Malevih ferma les yeux et inspira.
-          Je ne suis pas Lavinis et on essaye de s’en sortir comme on peut !
Xyla ne répondit rien à cela et seul le vent vint ajouter ses commentaires durant les dix minutes suivantes. Malevih se sentit encore plus abattu par ses échecs répétés dans ses conversations avec Xyla.
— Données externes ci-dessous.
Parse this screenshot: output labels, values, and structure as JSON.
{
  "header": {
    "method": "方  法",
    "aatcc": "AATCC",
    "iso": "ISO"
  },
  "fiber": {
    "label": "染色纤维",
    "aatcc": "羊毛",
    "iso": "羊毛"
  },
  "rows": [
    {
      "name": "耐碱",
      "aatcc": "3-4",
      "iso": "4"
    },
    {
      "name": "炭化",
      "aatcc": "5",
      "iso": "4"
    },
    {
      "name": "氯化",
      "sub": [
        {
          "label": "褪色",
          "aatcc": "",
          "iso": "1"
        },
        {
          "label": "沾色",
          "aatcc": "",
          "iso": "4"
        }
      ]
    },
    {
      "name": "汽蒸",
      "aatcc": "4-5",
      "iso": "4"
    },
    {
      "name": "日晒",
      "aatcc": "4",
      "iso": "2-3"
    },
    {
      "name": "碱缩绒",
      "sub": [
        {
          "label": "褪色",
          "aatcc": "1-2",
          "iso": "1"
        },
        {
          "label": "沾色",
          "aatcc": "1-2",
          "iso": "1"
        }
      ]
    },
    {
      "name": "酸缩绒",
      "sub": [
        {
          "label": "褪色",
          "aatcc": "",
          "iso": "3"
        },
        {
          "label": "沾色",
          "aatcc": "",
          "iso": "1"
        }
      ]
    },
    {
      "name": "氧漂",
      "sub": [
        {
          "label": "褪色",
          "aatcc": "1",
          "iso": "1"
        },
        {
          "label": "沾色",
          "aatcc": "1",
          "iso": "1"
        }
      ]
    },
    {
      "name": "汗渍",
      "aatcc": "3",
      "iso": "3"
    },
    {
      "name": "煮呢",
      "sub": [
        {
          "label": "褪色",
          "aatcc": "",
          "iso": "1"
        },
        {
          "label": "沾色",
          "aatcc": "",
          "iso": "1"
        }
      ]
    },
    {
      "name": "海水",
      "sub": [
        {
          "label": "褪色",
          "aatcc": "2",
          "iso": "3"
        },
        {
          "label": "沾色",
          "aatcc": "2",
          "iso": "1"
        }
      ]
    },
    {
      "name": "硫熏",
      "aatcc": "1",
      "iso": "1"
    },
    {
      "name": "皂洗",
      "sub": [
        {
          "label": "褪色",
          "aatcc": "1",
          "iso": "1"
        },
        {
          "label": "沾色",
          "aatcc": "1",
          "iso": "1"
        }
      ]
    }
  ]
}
Il ne comprenait pas pourquoi il n’arrivait pas à lui trouver les mots pour la calmer ou pour la faire rire ou encore pour éveiller la passion qu’elle avait toujours avec Lavinis.

Le soleil était au zénith et Xyla s’était étendue sur le ventre, le visage débordant de leur îlot. Elle préférait scruter le paysage sous ses sabots que d’être confrontée à Malevih. De temps à autre, elle jetait un bref coup d’œil en direction du tauren qui ruminait une touffe d’herbe, assis, et semblait perdu dans ses pensées.
Parmi les talbuks, les sabots-fourchus, les venterocs et autres particularités de la région, Xyla remarqua soudain un élément à part. Il s’agissait d’une fine silhouette à la chevelure blonde, qui avançait d’un pas rapide. Cette dernière parlait toute seule et gesticulait nerveusement dans le vide, se retournant de temps à autre pour menacer son ombre d’un doigt sévère. Xyla plissa les yeux et la joie l’envahit lorsqu’elle reconnut Lavinis. Elle hurla après son amie mais le vent soufflait plus fort que son cri et l’emportait avec lui. Elle se releva alors et se dirigea vers Malevih.
-          J’ai retrouvé Lavinis, elle se dirige vers le nord. Il faut que je descende tout de suite !
-          Du calme, Xyla, elle ne va pas s’envoler.
-          Si elle s’envolait, au moins, elle serait avec nous ! répliqua sarcastiquement Xyla.
-          Ecoute, Lavinis s’en sort très bien sans nous, j’en suis sûr.
-          Mais c’est pas possible, tu ne veux rien entendre ! s’énerva Xyla. Je veux descendre pour être avec elle !
Malevih ne trouva rien à répondre. Il voulait l’apaiser et constata qu’une fois de plus, il avait aggravé la situation entre lui et Xyla. Estimant qu’il avait fait suffisamment de mal, il se retourna contre le tronc de l’arbre.
Débrouille-toi alors, marmonna-t-il.